I started learning web development. Frontend, then backend, then databases. I coded like a psycho. My eyes went red. My fingertips got pus pimples and they bleed. Keyboard keys broke. But I couldn't stop, because of the family.
I would say 24/7.
I still remember, after 7 months, I went to a cardiology hospital in Lahore to collect medicine of my father. I was tired, so I sat in a nearby park for a while.
And I cried.
Not from pain. Just because I had completely forgotten what nature was. What the world outside looked like. Peaceful, calm, and beautiful.
But after a few more months, the hard work started paying back.
I started Upvista Digital, my web development agency. It was hard at the start. But then my first client appeared. He was Japanese. He paid me $500 for a website.
That $500 changed my and my family's life.
It was the first time that I, at 19, earned money that was more than my parents' combined salaries. While my father was still jobless.
That money made all of us cry. We were under huge financial debt and crisis for years. And now it was like a farmer who had been praying for rain for weeks, near the death of his crops, and suddenly a black cloud appeared. Not the rain actually. But the farmer is now hopeful and motivated.
Time passed. Weeks and months. My skills improved. More clients. More exposure into tech.
Then my mind started thinking about AGI.
At 19, how can we make something that actually thinks? I studied hundreds of research articles from OpenAI, DeepMind, DeepSeek, Anthropic, wherever I could find them. Then I thought, prepared, and wrote a research article of my own.

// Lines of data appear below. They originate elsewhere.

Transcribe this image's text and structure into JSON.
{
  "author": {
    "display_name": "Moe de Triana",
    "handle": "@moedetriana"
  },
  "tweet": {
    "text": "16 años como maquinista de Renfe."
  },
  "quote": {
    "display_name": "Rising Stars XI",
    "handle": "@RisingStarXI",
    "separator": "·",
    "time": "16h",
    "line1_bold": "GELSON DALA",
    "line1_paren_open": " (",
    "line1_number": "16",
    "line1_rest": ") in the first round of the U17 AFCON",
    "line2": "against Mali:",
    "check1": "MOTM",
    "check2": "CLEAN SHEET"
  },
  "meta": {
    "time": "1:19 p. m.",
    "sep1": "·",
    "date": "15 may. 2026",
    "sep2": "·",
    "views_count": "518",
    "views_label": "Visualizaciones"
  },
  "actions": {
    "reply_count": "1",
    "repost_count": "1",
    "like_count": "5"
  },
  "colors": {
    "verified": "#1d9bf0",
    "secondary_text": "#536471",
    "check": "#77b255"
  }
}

I named it Project Cortex. Because it was a human brain's prefrontal cortex inspired architecture for the development of AGI. Basically multi-model orchestration, but at that time, when there was no mainstream multi-agent concept, it felt to me like AGI.
I self-published that 36-page article. Got 57 professor reviews on it.
Then I had to make it real. I thought about where this architecture would fit best. The first thing that came to mind was application security. AI can code well, but being a self-made software engineer, I knew it writes shitty code and leaves security loopholes behind.
So I built CortexEDR, a 7-agent orchestration environment that audits your codebase and finds vulnerabilities. The reports were mind-blowing. It was a hit.
But I live in Lahore, Pakistan. Not San Francisco.
Without money, resources, or a network, I couldn't make it a hit. I couldn't even use Stripe or PayPal, in Pakistan you don't have the same opportunities as you have in SF. I applied to YC. Rejected, no traction, no cofounder. Because there wasn't a single person in my network who knew how to write code.
I launched it seven times. It failed again and again.
Not because the satellite was bad. But because the rocket had no fuel, no launchpad, and no ignition. It is as though I am holding that rocket in my hands and throwing it with my full potential, hoping, aiming, and praying that it reaches its desired orbit.
But obviously, it won't.
Now I am preparing for launch number eight. A different shape of rocket this time.
Cortex CLI. free, open source, built for every developer who ships code and assumes someone else checked it.
I'm not going to give up. Launch is in two days.